- scrape link full cast;
- creare funzione per cinematographer, writers, editor e composer;
- creare funzione per scrapare people;
- join df, df2, df3
- pulizia dati (contare nulle, casting)
- nascondere api key

# Project description

The goal of this project is to build a database of the 10 000 most popular feature films on IMDB. We'll define "popularity" as the number of ratings a film has received. 

The project will comprise the following steps:

- we'll collect the data through scraping and API requests;
- we'll load the data onto a PostgreSQL database;
- we'll query the data with SQL;
- we'll visualize the results of the queries

# Modules

In [1]:
import requests
from bs4 import BeautifulSoup
import pandas as pd
import numpy as np
import re
import time

# Data collection

IMDB doesn't have an official API. However, there are two unofficial APIs providing access to IMDB data: The Open Movie Database (OMDb) and The Movie Database (TMDB). They are both valid though OMDb provides more pieces of information and more accurate rating data. Unfortunately, OMDB enforces a strict rate limit of 1000 requests per day. We will thus rely on TMDB and integrate it with additional scraped data.

The TMDB API works by supplying the ID of the film(s) whose info we'd like to retrieve. The IDs consist of a double "t" followed by seven or eight digits. They can be found inside the film URL. For example, "tt0050782" is the ID for this film: https://www.imdb.com/title/tt0050782/. 

The first step will thus be retrieving all the IDs of the 10 000 most popular films on IMDB, which can be found at this [link](https://www.imdb.com/search/keyword/?mode=detail&page=1&title_type=movie&ref_=kw_ref_rt_vt&num_votes=5000%2C&sort=num_votes,desc).

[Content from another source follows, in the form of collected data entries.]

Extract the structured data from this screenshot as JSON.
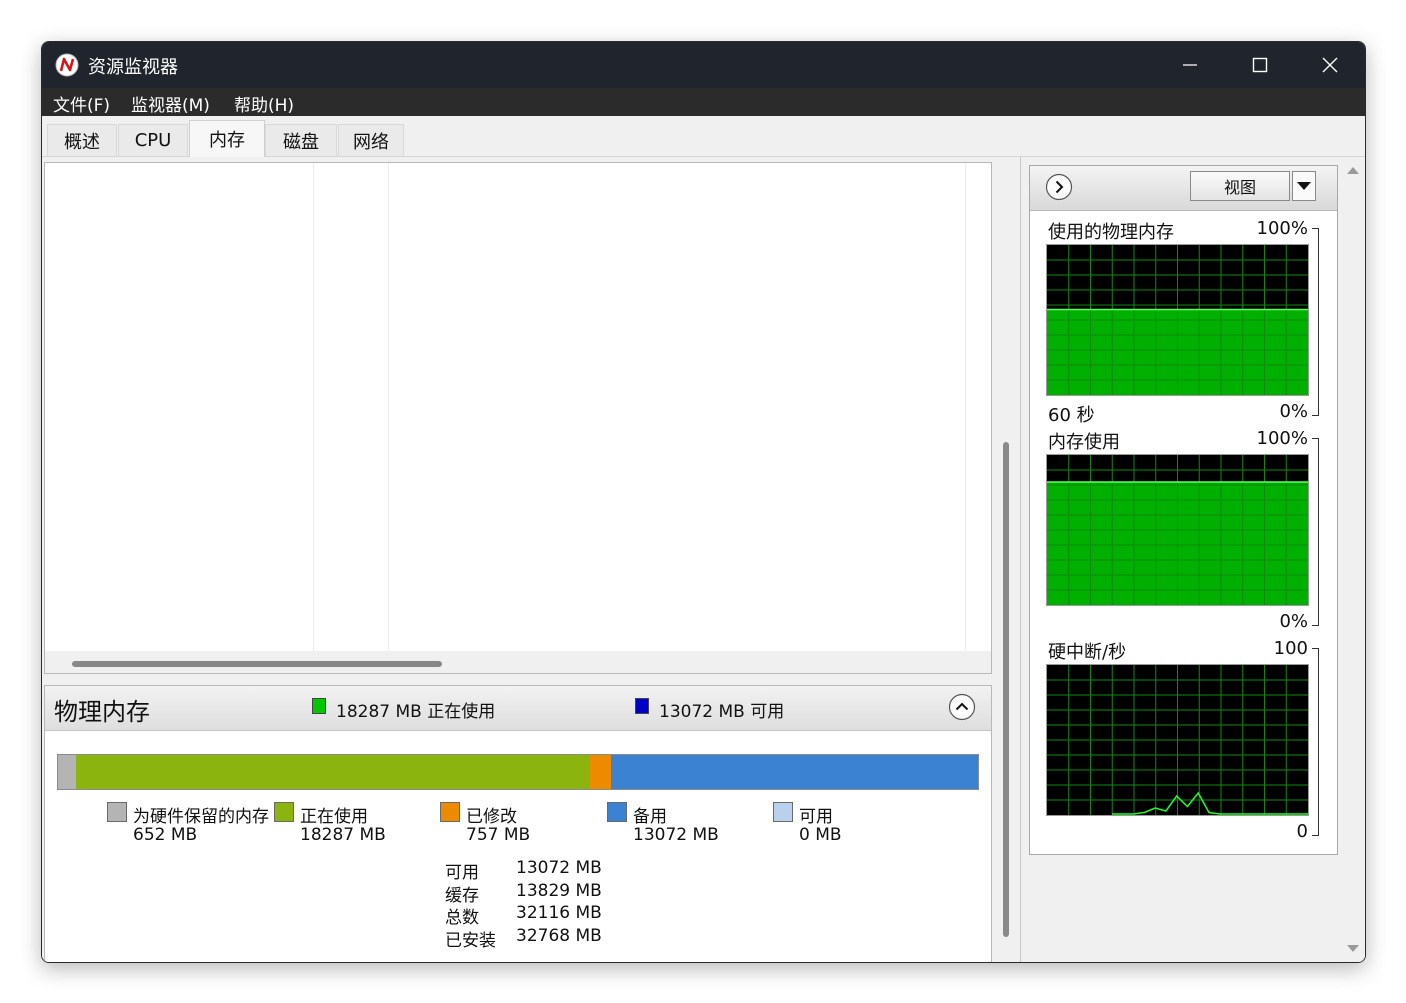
{
  "window": {
    "title": "资源监视器"
  },
  "menu": [
    "文件(F)",
    "监视器(M)",
    "帮助(H)"
  ],
  "tabs": [
    "概述",
    "CPU",
    "内存",
    "磁盘",
    "网络"
  ],
  "active_tab": "内存",
  "physical_memory": {
    "title": "物理内存",
    "header_in_use": "18287 MB 正在使用",
    "header_available": "13072 MB 可用",
    "colors": {
      "reserved": "#b4b4b4",
      "in_use": "#8cb40e",
      "modified": "#ee8a00",
      "standby": "#3c82d2",
      "free": "#b8d2ee",
      "in_use_header": "#00c800",
      "available_header": "#0000c8"
    },
    "segments_mb": {
      "reserved": 652,
      "in_use": 18287,
      "modified": 757,
      "standby": 13072,
      "free": 0
    },
    "legend": [
      {
        "key": "reserved",
        "label": "为硬件保留的内存",
        "value": "652 MB"
      },
      {
        "key": "in_use",
        "label": "正在使用",
        "value": "18287 MB"
      },
      {
        "key": "modified",
        "label": "已修改",
        "value": "757 MB"
      },
      {
        "key": "standby",
        "label": "备用",
        "value": "13072 MB"
      },
      {
        "key": "free",
        "label": "可用",
        "value": "0 MB"
      }
    ],
    "summary": [
      {
        "label": "可用",
        "value": "13072 MB"
      },
      {
        "label": "缓存",
        "value": "13829 MB"
      },
      {
        "label": "总数",
        "value": "32116 MB"
      },
      {
        "label": "已安装",
        "value": "32768 MB"
      }
    ]
  },
  "graphs_panel": {
    "view_button": "视图",
    "graphs": [
      {
        "title": "使用的物理内存",
        "top": "100%",
        "bottom_left": "60 秒",
        "bottom_right": "0%",
        "level_percent": 57
      },
      {
        "title": "内存使用",
        "top": "100%",
        "bottom_left": "",
        "bottom_right": "0%",
        "level_percent": 82
      },
      {
        "title": "硬中断/秒",
        "top": "100",
        "bottom_left": "",
        "bottom_right": "0",
        "spikes": [
          0,
          0,
          0,
          1,
          4,
          2,
          12,
          5,
          14,
          1,
          0,
          0,
          0
        ]
      }
    ]
  }
}
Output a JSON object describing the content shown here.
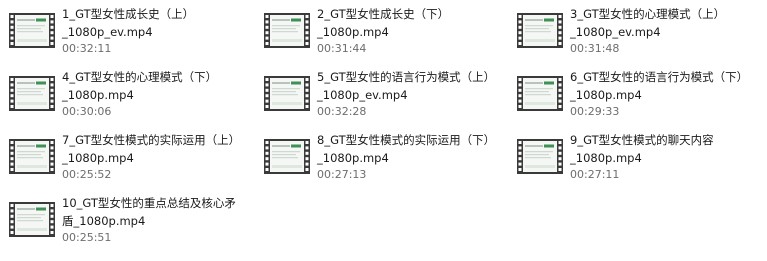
{
  "files": [
    {
      "name_line1": "1_GT型女性成长史（上）",
      "name_line2": "_1080p_ev.mp4",
      "duration": "00:32:11"
    },
    {
      "name_line1": "2_GT型女性成长史（下）",
      "name_line2": "_1080p.mp4",
      "duration": "00:31:44"
    },
    {
      "name_line1": "3_GT型女性的心理模式（上）",
      "name_line2": "_1080p_ev.mp4",
      "duration": "00:31:48"
    },
    {
      "name_line1": "4_GT型女性的心理模式（下）",
      "name_line2": "_1080p.mp4",
      "duration": "00:30:06"
    },
    {
      "name_line1": "5_GT型女性的语言行为模式（上）",
      "name_line2": "_1080p_ev.mp4",
      "duration": "00:32:28"
    },
    {
      "name_line1": "6_GT型女性的语言行为模式（下）",
      "name_line2": "_1080p.mp4",
      "duration": "00:29:33"
    },
    {
      "name_line1": "7_GT型女性模式的实际运用（上）",
      "name_line2": "_1080p.mp4",
      "duration": "00:25:52"
    },
    {
      "name_line1": "8_GT型女性模式的实际运用（下）",
      "name_line2": "_1080p.mp4",
      "duration": "00:27:13"
    },
    {
      "name_line1": "9_GT型女性模式的聊天内容",
      "name_line2": "_1080p.mp4",
      "duration": "00:27:11"
    },
    {
      "name_line1": "10_GT型女性的重点总结及核心矛",
      "name_line2": "盾_1080p.mp4",
      "duration": "00:25:51"
    }
  ],
  "icons": {
    "thumbnail": "video-file-thumbnail-icon"
  },
  "colors": {
    "filmstrip_dark": "#3a3a3a",
    "slide_bg": "#f4f7f4",
    "slide_accent": "#3f8f57",
    "duration_text": "#6d6d6d"
  }
}
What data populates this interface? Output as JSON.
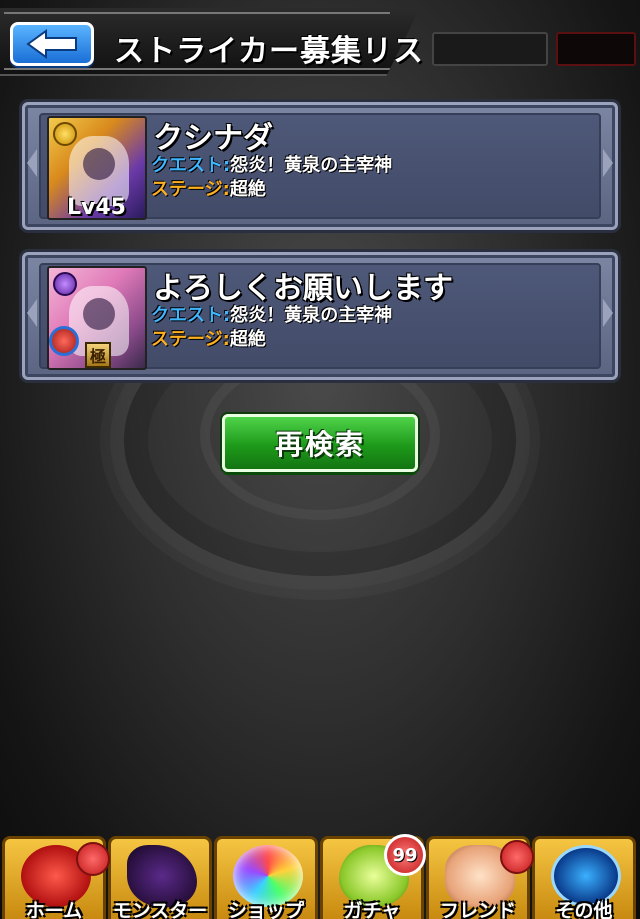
{
  "header": {
    "title": "ストライカー募集リスト",
    "back_icon": "back-arrow-icon"
  },
  "cards": [
    {
      "name": "クシナダ",
      "level": "Lv45",
      "quest_label": "クエスト:",
      "quest_value": "怨炎！黄泉の主宰神",
      "stage_label": "ステージ:",
      "stage_value": "超絶"
    },
    {
      "name": "よろしくお願いします",
      "badge": "極",
      "quest_label": "クエスト:",
      "quest_value": "怨炎！黄泉の主宰神",
      "stage_label": "ステージ:",
      "stage_value": "超絶"
    }
  ],
  "research_button": "再検索",
  "bottom_nav": {
    "items": [
      {
        "label": "ホーム",
        "icon": "home-icon"
      },
      {
        "label": "モンスター",
        "icon": "monster-icon"
      },
      {
        "label": "ショップ",
        "icon": "shop-orb-icon"
      },
      {
        "label": "ガチャ",
        "icon": "gacha-egg-icon"
      },
      {
        "label": "フレンド",
        "icon": "friend-handshake-icon"
      },
      {
        "label": "その他",
        "icon": "other-radar-icon"
      }
    ],
    "gacha_badge": "99"
  },
  "colors": {
    "quest_label": "#3fb6ff",
    "stage_label": "#ffb020",
    "research_button": "#1e9a1a",
    "back_button": "#1a6fd6"
  }
}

## Scraping the film IDs and the URLs

To scrape the film IDs of our 10 000 films we'll need to iterate a for loop over the first 200 pages in the playlist (each containing 50 films). The film ID is the value of the 'href' attribute inside h3 elements with the "lister-item-header" class. We'll write a simple regex to extract the film ID. We'll also scrape the entire URL: it's going to come in handy later when we do the scraping.

In [24]:
film_ids = []
film_urls = []

for i in range(1, 201):
  
  content = requests.get("https://www.imdb.com/search/keyword/?mode=detail&page=" + str(i) + "&title_type=movie&ref_=kw_ref_rt_vt&num_votes=5000%2C&sort=num_votes,desc").content
  
  soup = BeautifulSoup(content)

  for film in soup.find_all("h3", class_="lister-item-header"):

    link = film.find("a").get("href")
    film_id = re.findall(pattern = r"tt\d+", string = link)[0]
    film_ids.append(film_id)

    film_url = "https://www.imdb.com" + link
    film_urls.append(film_url)
    

## API calls

We'll now write a function to request the data from TMDB. The function takes a vector of film IDs and for each ID it sends a GET request to the API. If the status code is equal to 200 (i.e. the request has been successful) we'll append the data to a Pandas dataframe. Otherwise, we'll just append the film_id and we'll fill the remaining columns with null values.

In [None]:
def build_film_df(film_ids):

  df = pd.DataFrame(columns = ["id", "title", "release_date", "runtime", "country", "language", "genre", "studios", "budget", "revenue"])

  for film_id in film_ids:
      
      response = requests.get("https://api.themoviedb.org/3/movie/" + film_id + "?api_key=eb74f269207d7563d10da8190e228f61")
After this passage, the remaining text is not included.